FGM adalah seluruh prosedur pemotongan sebagian atau seluruh genital eksterna atau bentuk perlukaan lain pada genital perempuan, baik untuk alasan budaya maupun alasan selain pengobatan (WHO, 1996). Menurut WHO pula klasifikasi FGM adalah sebagai berikut:
Tipe I:
Pemotongan prepuce dengan atau tanpa mengiris/ menggores bagian atau seluruh klitoris.
Tipe II:
Pemotongan klitoris dengan disertai pemotongan sebagian atau seluruh labia minora.
Tipe III:
Pemotongan bagian atau seluruh alat kelamin luar disertai penjahitan atau penyempitan lubang vagina (infibulasi).
Tipe IV:
Tidak terklarifikasi termasuk: penusukan, pelubangan atau pengirisan/penggoresan terhadap klitoris dan atau labia, merentangkan klitoris dan atau labia, kauterisasi membakar klitoris dan jaringan di sekitarnya, menggosok jaringan di sekitar lubang vagina (pemotongan angurya), pemotongan vagina (pemotongan gishiri), pemasukan bahan/jamu yang bersifat korosif ke dalam vagina untuk menyebabkan keluarnya darah atau mengencangkan/menyempikan saluran vagina dan lainnya.

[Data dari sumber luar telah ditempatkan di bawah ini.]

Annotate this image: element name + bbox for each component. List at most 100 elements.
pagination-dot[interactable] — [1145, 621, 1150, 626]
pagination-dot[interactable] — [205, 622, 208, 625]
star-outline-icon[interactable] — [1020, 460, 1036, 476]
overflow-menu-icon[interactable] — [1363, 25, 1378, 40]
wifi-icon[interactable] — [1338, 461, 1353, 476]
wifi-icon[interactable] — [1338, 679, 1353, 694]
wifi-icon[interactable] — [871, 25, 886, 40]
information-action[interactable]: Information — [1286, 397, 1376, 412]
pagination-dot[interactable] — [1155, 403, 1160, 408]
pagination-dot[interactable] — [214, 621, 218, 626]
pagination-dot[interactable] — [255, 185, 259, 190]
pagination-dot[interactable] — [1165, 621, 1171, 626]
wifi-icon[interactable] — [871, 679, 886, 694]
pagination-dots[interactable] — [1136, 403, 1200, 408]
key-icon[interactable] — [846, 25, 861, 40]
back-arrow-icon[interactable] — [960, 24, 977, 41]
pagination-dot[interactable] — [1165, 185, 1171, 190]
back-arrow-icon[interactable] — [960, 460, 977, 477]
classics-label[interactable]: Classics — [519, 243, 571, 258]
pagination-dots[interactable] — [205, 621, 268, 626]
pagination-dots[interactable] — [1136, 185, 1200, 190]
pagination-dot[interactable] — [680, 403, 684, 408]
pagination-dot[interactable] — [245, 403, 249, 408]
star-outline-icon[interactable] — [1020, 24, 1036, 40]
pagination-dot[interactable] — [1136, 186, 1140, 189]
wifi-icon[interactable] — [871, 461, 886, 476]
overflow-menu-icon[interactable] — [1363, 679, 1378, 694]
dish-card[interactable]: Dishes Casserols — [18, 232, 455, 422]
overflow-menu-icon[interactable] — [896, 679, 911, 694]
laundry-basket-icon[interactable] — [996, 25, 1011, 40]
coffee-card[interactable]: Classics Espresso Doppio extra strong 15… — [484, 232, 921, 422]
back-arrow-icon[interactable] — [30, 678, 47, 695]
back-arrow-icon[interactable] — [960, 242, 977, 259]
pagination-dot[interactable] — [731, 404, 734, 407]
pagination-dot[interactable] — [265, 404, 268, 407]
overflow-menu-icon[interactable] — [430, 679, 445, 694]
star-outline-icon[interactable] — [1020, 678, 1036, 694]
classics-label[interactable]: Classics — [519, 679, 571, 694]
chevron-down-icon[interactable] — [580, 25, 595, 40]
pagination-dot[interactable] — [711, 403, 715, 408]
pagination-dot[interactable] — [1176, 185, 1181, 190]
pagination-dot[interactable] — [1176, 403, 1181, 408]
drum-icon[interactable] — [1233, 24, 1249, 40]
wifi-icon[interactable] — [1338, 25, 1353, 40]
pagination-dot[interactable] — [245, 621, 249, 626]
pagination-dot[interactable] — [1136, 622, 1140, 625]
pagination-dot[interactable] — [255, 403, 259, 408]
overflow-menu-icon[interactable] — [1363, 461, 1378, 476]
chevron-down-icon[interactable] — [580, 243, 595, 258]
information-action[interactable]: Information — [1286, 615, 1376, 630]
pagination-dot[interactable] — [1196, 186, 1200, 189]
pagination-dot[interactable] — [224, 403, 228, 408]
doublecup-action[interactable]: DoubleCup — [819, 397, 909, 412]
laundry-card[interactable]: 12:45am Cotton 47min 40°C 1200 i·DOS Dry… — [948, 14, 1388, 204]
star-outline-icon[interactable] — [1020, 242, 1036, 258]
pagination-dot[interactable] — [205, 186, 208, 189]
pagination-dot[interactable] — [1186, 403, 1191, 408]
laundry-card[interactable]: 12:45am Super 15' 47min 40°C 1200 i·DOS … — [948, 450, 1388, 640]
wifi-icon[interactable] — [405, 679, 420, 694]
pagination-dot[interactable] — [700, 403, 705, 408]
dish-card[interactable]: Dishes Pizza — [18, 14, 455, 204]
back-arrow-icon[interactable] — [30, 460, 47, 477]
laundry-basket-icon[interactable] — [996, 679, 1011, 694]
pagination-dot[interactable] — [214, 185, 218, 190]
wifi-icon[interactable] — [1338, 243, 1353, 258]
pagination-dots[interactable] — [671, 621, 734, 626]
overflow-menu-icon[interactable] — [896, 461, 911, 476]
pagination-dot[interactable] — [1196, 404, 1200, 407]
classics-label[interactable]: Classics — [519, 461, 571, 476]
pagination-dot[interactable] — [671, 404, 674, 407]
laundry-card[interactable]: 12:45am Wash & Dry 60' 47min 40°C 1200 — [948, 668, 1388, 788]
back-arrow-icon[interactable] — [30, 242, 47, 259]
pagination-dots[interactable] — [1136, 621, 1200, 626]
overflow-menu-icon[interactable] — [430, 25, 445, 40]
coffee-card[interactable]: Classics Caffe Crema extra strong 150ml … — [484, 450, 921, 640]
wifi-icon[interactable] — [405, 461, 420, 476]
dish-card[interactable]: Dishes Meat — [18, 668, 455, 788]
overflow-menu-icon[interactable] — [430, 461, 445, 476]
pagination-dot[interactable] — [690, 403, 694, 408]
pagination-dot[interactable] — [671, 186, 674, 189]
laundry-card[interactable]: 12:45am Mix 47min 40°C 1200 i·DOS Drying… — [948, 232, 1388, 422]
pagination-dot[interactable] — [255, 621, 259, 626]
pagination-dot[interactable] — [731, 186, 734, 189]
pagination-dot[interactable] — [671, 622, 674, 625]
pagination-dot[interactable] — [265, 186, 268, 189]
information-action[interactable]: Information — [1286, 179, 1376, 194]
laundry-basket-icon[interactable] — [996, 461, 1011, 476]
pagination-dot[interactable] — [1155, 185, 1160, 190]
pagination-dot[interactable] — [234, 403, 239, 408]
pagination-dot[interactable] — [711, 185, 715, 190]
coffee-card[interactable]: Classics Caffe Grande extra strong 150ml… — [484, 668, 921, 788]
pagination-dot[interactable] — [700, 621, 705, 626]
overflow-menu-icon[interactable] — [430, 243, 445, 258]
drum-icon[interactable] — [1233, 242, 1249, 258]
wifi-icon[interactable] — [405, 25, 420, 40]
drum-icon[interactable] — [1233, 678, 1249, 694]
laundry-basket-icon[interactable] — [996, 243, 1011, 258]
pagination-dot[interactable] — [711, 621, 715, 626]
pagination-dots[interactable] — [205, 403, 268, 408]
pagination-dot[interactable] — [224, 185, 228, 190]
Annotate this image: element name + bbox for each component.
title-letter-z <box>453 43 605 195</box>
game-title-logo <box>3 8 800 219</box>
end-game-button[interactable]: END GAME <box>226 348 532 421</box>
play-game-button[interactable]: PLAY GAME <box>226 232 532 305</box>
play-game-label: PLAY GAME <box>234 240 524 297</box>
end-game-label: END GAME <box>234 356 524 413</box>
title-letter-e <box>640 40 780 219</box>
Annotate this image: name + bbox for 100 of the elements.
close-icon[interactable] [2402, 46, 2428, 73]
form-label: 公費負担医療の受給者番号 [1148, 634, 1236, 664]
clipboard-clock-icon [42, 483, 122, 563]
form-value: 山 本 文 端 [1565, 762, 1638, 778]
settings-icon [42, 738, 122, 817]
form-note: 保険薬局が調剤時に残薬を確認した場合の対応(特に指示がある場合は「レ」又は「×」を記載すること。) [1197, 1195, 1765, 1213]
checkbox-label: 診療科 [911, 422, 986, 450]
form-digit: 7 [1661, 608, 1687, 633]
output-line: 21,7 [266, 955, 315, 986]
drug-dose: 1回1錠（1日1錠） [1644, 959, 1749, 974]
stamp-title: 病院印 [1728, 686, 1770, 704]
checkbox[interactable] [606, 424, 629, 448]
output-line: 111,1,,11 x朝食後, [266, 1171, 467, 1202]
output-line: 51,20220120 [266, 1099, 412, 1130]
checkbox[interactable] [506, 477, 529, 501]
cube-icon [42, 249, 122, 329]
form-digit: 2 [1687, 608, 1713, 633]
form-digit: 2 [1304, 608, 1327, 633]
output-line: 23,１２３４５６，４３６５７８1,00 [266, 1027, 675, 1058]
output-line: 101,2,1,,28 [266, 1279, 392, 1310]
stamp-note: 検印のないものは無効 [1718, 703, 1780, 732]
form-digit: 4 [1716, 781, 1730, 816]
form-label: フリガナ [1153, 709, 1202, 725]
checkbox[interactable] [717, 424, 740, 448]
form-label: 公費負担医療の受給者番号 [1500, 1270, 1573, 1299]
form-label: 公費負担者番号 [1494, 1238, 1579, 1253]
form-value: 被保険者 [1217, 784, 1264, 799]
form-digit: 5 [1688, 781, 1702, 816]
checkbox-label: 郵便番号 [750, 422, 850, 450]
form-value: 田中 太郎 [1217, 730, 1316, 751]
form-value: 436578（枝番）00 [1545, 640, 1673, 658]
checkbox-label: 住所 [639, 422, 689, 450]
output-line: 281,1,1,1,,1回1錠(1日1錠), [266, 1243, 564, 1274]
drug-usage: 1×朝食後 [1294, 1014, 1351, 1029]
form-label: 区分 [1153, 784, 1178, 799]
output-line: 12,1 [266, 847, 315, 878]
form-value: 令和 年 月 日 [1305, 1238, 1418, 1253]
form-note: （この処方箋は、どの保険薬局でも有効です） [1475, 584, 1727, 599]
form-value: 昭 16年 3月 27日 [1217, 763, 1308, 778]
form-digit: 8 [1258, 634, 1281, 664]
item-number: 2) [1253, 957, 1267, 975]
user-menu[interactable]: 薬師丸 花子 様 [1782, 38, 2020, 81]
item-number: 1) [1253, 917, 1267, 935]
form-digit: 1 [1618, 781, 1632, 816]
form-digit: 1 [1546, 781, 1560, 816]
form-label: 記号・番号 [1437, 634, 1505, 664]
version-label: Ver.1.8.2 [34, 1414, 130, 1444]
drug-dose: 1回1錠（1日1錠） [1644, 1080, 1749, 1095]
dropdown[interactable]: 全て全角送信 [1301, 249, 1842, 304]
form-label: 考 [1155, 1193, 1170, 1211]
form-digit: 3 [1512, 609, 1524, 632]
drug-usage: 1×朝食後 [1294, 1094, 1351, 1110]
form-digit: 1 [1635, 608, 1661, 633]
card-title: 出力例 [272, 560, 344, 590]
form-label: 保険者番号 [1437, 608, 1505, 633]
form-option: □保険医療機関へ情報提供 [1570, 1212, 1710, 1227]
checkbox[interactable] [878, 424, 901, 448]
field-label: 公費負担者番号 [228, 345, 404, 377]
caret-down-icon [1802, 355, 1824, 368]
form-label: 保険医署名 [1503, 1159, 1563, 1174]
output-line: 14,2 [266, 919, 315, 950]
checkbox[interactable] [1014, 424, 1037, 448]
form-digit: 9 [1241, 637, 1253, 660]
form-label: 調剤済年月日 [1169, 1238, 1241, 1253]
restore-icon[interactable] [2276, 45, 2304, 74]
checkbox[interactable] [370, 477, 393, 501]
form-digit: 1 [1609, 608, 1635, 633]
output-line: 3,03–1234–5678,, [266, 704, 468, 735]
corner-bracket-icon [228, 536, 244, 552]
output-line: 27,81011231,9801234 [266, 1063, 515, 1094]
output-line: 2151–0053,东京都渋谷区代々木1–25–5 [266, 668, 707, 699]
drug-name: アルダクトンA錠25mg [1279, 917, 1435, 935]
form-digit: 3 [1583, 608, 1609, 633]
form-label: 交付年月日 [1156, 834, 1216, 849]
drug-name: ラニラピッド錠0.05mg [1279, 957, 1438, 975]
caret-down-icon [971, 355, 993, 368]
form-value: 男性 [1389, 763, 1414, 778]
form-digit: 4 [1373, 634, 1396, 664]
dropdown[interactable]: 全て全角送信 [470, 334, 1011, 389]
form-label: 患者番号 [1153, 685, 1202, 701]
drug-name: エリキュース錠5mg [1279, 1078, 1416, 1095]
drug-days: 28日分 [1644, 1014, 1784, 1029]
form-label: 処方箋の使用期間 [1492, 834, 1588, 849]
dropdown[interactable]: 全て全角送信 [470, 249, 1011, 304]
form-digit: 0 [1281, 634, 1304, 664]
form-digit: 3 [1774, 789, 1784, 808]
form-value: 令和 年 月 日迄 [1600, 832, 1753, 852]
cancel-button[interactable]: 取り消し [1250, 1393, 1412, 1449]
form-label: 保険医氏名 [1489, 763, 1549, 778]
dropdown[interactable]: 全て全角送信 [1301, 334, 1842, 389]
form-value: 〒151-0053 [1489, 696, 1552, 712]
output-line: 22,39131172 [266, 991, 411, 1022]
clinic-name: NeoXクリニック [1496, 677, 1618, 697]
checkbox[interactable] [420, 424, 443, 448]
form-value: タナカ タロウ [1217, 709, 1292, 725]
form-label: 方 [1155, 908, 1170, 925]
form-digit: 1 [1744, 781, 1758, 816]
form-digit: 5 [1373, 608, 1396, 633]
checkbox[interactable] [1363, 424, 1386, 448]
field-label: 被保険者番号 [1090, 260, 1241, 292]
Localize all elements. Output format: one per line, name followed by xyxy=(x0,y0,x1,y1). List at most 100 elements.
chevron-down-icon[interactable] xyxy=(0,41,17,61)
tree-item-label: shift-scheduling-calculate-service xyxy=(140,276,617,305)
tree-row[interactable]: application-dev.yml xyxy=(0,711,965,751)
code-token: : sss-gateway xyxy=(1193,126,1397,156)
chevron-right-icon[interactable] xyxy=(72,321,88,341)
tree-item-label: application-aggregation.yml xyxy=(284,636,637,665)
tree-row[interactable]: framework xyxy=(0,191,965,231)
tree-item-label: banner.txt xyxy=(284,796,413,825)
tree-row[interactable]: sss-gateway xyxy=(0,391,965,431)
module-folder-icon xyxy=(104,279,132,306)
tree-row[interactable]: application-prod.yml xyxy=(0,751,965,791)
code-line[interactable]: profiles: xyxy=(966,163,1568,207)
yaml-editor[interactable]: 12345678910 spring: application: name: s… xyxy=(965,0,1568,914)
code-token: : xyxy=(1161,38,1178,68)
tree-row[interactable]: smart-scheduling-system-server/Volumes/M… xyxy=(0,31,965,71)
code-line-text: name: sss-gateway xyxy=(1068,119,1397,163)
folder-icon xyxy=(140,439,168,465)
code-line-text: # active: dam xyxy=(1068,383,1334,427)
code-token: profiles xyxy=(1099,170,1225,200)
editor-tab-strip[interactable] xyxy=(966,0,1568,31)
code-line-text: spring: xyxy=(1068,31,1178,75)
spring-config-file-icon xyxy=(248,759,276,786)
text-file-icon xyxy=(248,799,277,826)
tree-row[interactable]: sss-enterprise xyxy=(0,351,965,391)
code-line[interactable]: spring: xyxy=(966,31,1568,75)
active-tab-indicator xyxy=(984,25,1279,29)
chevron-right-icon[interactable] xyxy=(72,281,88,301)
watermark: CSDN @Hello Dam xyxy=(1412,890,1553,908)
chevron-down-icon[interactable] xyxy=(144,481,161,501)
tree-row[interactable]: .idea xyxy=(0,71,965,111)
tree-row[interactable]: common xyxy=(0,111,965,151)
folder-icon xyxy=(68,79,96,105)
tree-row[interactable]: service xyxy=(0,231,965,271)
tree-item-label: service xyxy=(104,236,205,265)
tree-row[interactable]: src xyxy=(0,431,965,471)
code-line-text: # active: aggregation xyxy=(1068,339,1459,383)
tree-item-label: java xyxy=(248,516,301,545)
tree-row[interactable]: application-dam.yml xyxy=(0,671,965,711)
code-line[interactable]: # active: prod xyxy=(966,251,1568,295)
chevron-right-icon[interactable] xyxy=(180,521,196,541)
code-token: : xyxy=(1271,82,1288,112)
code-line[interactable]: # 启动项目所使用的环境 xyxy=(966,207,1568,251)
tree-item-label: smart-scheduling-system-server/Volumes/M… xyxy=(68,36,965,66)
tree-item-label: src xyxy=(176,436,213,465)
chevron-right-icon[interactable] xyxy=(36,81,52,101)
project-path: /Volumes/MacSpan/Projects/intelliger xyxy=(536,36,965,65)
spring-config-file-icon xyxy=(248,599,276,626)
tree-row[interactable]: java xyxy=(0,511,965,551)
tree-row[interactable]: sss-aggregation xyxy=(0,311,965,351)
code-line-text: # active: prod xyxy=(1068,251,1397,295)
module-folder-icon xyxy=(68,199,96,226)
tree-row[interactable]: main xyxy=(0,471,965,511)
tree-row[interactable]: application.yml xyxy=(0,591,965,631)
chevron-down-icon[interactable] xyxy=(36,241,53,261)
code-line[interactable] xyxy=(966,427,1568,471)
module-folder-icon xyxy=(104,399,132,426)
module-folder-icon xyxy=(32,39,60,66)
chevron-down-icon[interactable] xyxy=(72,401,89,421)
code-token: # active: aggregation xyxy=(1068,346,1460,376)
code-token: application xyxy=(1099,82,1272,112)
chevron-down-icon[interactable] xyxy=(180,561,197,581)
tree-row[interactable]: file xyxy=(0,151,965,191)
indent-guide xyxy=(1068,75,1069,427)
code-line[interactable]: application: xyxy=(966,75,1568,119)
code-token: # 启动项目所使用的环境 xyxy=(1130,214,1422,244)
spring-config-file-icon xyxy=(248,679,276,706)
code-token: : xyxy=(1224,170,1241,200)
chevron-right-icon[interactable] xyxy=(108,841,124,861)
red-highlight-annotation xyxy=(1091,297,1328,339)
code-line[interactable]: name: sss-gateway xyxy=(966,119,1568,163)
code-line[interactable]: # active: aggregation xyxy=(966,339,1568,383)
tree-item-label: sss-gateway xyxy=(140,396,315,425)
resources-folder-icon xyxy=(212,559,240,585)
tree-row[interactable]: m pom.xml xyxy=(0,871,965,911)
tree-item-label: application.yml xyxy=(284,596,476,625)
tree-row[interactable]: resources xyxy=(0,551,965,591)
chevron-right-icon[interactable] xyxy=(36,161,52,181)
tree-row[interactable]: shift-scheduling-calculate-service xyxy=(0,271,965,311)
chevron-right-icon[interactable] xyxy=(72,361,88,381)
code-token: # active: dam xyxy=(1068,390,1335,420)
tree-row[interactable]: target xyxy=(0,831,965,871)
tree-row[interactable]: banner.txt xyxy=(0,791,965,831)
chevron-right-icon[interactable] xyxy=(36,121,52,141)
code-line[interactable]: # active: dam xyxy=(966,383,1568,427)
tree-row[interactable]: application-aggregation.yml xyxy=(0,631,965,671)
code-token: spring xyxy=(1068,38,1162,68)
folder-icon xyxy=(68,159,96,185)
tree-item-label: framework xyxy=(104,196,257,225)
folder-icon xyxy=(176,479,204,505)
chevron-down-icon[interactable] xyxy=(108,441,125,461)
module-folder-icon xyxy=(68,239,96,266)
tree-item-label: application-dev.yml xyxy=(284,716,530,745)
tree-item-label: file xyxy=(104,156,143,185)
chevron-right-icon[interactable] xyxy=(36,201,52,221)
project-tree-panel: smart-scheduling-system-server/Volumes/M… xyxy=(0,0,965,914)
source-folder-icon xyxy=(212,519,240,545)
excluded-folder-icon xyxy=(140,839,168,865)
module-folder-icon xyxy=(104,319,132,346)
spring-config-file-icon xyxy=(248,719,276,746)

Para dukun bayi melakukan sunat perempuan hanya secara simbolik. TAPI,..penggunaan peralatan medis menyebabkan 'para pelaku' sunat perempuan justru memotong atau menghilangkan jaringan. So,.. what for?
........
Siapakah pelakunya?

Komplikasi-komplikasi yang bisa terjadi akibat FGM (hasil penelitian IPPF 2001:
- Komplikasi jangka pendek: perdarahan, infeksi, tetanus, pembusukan.
-Komplikasi jangka panjang: nyeri berkepanjangan, kesulitan menstruasi, infeksi saluran kemih kronis, fistula , inkontinentia uri (beser), radang panggul kronis, kemandulan, disfungsi seksual, kesulitan saat persalinan dan kehamilan, kemungkinan tertular HIV.
-Dampak psikoseksual, Psikolofis dan Sosial:
Disfungsi seksual, nyeri saat berhubungan intim, ketakutan, depresi, frigidity, yang mengakibatkan onflik dalamperkawinan dan lain-lain.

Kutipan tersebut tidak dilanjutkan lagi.